Uno dei valori fondamentali della democrazia è l’inclusività, garantendo che tutti gli individui abbiano voce in capitolo nel plasmare il proprio futuro. Limitare i diritti di voto per determinati gruppi sulla base di presupposti generalizzati di intelligenza o saggezza minerebbe l’essenza stessa della democrazia stessa. La democrazia prospera su diverse prospettive, consente di dare ascolto a un’ampia gamma di opinioni e idee.

È fondamentale riconoscere che l’intelligenza e la saggezza non possono essere misurate con precisione da un semplice standard. L’intelligenza assume molte forme: comprende non solo le capacità intellettuali ma anche l’intelligenza emotiva, il pensiero critico e le esperienze di vita, che variano notevolmente da individuo a individuo. Giudicare la dignità dei diritti di voto di qualcuno sulla base di una nozione limitata di intelligenza trascura i vari contributi che gli individui possono dare alla società.

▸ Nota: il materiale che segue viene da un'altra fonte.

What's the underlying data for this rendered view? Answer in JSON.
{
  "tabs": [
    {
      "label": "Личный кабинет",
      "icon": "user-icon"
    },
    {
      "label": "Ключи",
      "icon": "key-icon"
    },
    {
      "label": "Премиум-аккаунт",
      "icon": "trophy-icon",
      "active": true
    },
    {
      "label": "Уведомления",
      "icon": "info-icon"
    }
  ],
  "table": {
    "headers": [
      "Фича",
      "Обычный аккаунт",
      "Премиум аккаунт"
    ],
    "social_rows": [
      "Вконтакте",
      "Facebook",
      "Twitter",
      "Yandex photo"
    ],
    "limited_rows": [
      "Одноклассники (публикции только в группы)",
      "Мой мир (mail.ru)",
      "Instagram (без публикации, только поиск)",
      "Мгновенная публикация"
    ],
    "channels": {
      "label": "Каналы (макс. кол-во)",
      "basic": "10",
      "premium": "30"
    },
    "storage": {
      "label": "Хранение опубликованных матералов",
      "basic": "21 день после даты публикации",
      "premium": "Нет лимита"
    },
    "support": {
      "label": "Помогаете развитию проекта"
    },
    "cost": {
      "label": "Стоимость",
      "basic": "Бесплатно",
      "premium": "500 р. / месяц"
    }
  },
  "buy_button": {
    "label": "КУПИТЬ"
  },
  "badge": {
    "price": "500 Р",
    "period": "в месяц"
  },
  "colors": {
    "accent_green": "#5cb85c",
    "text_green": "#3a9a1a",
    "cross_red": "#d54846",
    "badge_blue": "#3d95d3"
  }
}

Invece di concentrarsi sulla limitazione dei diritti di voto, un approccio più produttivo potrebbe essere quello di affrontare le preoccupazioni di fondo che hai. L’istruzione, l’informazione e la promozione di una cittadinanza impegnata e informata possono aiutare a mitigare eventuali carenze percepite nel sistema di voto. Promuovendo l’accesso a un’istruzione di qualità, incoraggiando le capacità di pensiero critico e migliorando l’alfabetizzazione politica, possiamo facilitare un elettorato più informato, e assicurarci che ogni elettore sia attrezzato per prendere decisioni a vantaggio sia di se stesso che della società in generale.

Inoltre, è importante ricordare che tutti meritano voce in capitolo nelle questioni che li riguardano, indipendentemente dalla loro “intelligenza” percepita. Consentendo a tutti gli individui di partecipare al processo democratico, creiamo un ambiente che valorizza l’uguaglianza, la diversità e rispetta i diritti e la dignità di ogni cittadino“.

La sua risposta naturalmente mi interessava, per quanto fosse nauseante, ma ancora una volta avevo ricevuto il carburante che cercavo, ero stato in grado di stimolare la mia mente e ottenere una maggiore comprensione della mente dell’empatico. Registrai debitamente i suoi pensieri mentre osservavo:

“Davvero interessante”. Lo dissi in un modo che fosse ambiguo. Ero giusto o ero condiscendente. Quale interpretazione avrebbe dato? Mi aspettavo quest’ultima…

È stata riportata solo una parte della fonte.